Risk If an underlying protocol reports incorrect balances, the NAV will be wrong.

3.5 Asynchronous Redemption (ERC-7540)

Aspect Detail
What Withdrawals are non-instant due to cross-chain fund retrieval latency (~20-30 min).
How Users call requestRedeem() to lock shares and receive a requestId. A Keeper executes the request off-chain (cross-chain retrieval). Users then call redeem() to claim USDC.
States Pending → Executed → Claimed.

4. Asset Compatibility

Property Value
Supported Asset USDC (Circle-issued stablecoin)
Asset Decimals 6
Share Decimals 12 (6 asset + 6 virtual offset)
Virtual Offset 10^6 — inflates share precision to prevent first-depositor inflation attacks
Token Restrictions Standard ERC-20 only. No ERC-777 or tokens with transfer hooks (prevents reentrancy via callbacks).
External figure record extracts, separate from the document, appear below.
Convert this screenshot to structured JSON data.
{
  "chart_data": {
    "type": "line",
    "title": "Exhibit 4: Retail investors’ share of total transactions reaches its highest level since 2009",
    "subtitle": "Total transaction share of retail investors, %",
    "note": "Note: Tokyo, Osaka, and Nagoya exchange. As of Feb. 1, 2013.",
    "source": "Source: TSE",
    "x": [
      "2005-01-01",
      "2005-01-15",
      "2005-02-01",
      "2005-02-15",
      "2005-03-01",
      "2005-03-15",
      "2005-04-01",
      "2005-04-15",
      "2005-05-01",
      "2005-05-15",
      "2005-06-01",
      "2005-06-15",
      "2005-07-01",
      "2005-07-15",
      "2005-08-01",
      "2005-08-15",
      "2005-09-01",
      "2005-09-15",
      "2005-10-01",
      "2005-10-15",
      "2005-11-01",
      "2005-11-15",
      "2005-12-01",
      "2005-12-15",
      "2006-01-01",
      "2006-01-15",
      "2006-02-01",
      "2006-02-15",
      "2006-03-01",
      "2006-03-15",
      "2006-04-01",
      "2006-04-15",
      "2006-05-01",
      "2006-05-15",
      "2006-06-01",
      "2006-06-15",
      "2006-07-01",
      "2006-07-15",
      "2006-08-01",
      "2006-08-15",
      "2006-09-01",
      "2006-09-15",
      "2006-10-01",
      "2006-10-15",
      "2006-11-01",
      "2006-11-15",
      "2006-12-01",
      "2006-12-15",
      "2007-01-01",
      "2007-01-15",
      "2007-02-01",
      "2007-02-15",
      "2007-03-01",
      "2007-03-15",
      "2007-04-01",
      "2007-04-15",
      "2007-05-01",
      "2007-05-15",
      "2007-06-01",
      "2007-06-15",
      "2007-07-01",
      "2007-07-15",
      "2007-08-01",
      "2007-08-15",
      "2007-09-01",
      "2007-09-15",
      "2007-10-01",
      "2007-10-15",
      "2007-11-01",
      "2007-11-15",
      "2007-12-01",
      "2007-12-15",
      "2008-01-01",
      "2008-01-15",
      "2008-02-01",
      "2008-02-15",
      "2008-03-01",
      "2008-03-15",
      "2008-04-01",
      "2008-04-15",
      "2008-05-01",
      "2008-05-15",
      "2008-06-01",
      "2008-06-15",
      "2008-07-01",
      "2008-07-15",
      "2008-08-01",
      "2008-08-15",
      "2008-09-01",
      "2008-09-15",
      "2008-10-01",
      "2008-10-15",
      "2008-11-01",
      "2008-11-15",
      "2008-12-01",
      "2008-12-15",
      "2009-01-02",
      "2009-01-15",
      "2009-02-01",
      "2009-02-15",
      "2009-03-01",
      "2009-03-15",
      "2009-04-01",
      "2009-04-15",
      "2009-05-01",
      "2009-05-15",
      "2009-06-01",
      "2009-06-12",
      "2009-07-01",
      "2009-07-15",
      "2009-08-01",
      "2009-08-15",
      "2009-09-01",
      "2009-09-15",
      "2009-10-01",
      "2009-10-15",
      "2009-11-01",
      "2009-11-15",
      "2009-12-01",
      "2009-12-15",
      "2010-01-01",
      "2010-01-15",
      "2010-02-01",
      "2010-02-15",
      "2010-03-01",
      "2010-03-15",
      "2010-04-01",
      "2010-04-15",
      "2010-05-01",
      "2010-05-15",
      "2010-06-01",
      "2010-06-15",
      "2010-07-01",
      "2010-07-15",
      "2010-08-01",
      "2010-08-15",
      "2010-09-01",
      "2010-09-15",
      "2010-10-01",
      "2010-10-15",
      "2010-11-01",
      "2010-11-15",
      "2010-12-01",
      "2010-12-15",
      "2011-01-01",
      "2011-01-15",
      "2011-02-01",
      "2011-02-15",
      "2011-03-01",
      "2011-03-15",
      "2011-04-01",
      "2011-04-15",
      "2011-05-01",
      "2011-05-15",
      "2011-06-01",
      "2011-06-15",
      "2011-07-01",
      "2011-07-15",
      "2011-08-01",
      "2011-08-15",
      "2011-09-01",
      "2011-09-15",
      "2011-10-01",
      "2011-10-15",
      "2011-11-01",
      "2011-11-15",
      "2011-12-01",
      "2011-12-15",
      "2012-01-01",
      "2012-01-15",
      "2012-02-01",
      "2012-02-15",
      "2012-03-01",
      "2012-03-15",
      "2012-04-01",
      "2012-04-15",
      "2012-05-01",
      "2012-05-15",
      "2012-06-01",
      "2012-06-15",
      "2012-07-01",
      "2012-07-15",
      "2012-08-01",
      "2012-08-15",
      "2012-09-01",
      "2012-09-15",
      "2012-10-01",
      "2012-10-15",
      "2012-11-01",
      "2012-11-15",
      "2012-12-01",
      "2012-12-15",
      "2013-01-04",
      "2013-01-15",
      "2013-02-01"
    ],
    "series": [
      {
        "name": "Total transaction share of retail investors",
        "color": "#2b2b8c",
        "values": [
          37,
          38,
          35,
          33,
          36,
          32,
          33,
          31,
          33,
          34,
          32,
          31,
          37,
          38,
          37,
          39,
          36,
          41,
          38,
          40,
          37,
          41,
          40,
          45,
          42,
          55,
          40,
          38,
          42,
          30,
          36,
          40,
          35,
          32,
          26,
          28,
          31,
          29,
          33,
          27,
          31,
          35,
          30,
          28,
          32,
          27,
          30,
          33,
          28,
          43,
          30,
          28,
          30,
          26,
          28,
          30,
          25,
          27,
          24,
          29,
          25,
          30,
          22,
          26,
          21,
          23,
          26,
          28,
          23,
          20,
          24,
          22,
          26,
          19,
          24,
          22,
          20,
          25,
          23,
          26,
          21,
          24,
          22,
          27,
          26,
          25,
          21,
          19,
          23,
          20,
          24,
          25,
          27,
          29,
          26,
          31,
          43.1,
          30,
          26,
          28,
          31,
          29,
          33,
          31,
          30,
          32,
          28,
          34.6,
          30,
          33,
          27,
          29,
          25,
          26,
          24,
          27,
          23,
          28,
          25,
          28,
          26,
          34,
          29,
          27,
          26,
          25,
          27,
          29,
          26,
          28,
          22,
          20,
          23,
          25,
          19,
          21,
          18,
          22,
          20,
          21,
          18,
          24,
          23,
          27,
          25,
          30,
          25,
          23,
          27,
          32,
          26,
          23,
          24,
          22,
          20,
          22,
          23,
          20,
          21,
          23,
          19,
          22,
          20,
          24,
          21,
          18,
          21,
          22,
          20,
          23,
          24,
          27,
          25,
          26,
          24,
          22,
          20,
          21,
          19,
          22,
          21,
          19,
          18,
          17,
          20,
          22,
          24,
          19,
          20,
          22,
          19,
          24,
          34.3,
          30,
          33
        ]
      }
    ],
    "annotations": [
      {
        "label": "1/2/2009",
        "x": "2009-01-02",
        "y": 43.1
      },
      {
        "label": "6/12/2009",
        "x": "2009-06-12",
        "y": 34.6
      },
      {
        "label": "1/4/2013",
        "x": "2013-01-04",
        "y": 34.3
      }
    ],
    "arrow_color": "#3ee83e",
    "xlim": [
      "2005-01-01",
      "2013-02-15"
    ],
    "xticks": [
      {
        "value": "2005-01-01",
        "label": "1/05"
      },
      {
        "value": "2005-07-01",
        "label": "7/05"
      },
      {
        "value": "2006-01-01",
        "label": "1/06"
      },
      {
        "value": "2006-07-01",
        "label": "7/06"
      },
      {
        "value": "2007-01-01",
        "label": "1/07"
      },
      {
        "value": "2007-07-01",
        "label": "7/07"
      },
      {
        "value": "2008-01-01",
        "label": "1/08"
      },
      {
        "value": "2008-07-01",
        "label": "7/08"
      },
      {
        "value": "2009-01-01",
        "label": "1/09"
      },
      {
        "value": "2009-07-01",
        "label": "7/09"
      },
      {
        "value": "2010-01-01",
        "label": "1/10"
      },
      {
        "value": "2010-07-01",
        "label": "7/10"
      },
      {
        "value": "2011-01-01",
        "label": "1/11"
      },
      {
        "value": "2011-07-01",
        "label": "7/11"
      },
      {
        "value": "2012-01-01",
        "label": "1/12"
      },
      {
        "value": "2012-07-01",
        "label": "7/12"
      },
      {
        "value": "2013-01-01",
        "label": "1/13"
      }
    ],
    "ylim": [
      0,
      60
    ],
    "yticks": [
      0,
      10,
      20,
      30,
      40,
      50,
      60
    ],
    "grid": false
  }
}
5. Total Asset Calculation

The protocol's Total Value Locked (TVL) is the sum of all capital across all layers:

TotalAssets = Vault_Idle + Portfolio_Idle + Σ(EarnPool_i.balanceOf) + HyperCore_Equity + Pending_CCIP
Component Source
Vault_Idle USDC balance held in KingsVault contract on Ethereum
Portfolio_Idle USDC balance held in KPortfolio contract on Ethereum
EarnPool_i.balanceOf Value reported by each enabled Aave/Morpho EarnPool adapter
HyperCore_Equity HLP vault equity + spot balance, read via 0x800 precompile on HyperEVM
Pending_CCIP In-flight USDC in the CCIP bridge (tracking mechanism TBD)

6. Non-Functional Requirements

6.1 Security

  • Reentrancy Protection: All state-changing functions (withdraw, settle, depositPool, withdrawPool) must use reentrancy guards.
  • Access Control: Strict RBAC checks on all administrative functions.
  • Cross-Chain Validation: CCIP receiver must verify sourceChainSelector and senderAddress to accept only messages from authorized counterpart contracts.

6.2 Precision & Rounding

  • Calculations favor the vault (protocol) over the user:
    • Deposit: shares rounded down (user receives fewer shares).
    • Withdrawal: assets rounded down (user receives less USDC).
  • Particular care required for USDC 6-decimal to HyperCore 8-decimal conversions.

6.3 Gas Efficiency

  • settle() must bound iteration over active pools to prevent out-of-gas reverts.
  • Maximum number of active EarnPools should be capped.

6.4 Availability

  • If Aave, Morpho, or HLP pauses, the vault's liquidity-retrieval mechanism must revert gracefully with clear error messages rather than silently failing.
  • If CCIP is congested, requestRedeem should still be callable (the delay is in execution, not in request submission).